Despite the ubiquity (or maybe because of it) there are as many definitions of customer service as there are consultants to be kicked form under the proverbial bush.
And each consultant will be sprouting the same nonsense as the ‘business imperative’ for customer service:
- Without a customer a business cannot survive.
- Customers pay our wages.
- Good customer service is the only way to differentiate your offer.
Add their particular metaphor (often sport) to colour in the necessity for great customer service and then a compelling narrative for customer service has been woven.
It is conveniently forgotten that customer service is nearly impossible to measure – or if asked, another glib statement about ‘feeling it on the bottom line’ will be put forward as the rationale.
For any thoughtful manager who can actually see and think beyond the fluff and bubbles generated by most customer service approaches, there are many questions that are legitimately raised:
- Is there a rationale for good customer service?

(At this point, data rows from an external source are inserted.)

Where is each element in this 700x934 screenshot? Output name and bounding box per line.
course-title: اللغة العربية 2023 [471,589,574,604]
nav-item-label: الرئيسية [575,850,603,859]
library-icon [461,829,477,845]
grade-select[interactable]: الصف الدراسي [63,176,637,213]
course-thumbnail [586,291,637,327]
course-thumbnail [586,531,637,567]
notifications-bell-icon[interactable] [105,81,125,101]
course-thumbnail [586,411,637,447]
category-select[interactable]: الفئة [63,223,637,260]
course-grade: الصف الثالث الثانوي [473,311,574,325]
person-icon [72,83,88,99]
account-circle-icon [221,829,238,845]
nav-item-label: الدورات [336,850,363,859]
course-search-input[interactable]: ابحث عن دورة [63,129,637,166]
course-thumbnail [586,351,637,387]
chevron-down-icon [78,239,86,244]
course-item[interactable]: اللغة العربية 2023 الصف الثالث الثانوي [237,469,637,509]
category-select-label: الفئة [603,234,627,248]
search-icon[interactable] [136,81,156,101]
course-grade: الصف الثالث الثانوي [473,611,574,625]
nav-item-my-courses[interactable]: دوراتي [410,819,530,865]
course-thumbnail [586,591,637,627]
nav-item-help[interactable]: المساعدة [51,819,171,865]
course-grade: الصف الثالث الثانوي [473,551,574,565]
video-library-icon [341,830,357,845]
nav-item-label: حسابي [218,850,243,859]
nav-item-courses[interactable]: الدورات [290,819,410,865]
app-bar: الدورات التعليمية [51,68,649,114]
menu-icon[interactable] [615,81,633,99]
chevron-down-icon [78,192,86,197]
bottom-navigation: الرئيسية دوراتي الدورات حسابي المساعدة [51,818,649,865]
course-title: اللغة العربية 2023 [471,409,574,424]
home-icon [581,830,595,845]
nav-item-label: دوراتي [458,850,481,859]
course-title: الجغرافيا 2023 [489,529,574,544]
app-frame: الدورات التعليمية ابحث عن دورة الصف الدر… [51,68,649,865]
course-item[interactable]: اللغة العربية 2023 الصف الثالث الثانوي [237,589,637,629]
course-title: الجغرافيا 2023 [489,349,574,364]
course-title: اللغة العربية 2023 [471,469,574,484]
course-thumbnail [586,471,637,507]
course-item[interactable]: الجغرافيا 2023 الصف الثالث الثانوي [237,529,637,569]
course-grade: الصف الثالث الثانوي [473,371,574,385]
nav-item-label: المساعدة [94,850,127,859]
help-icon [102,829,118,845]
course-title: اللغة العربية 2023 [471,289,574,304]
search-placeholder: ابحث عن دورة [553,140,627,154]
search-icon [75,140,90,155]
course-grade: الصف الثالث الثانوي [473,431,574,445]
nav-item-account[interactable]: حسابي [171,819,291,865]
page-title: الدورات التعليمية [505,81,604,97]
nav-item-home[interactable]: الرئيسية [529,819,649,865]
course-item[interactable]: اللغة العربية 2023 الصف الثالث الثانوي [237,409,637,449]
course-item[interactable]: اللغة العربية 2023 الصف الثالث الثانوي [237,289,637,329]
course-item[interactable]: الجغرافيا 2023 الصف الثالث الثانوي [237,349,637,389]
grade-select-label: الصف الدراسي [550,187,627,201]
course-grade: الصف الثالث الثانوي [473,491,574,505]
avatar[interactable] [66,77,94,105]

- What does customer service have to do with subservience – if anything?
- How does customer service relate to business strategy, the success (or failure) of a particular business model?
- Is customer service more/less important for certain businesses?
- How do you actually, really deliver customer service if it is that intangible and difficult to measure?
We propose a conceptual framework that places customer service at the heart of the brand. In fact, we postulate that it IS the heart of the brand.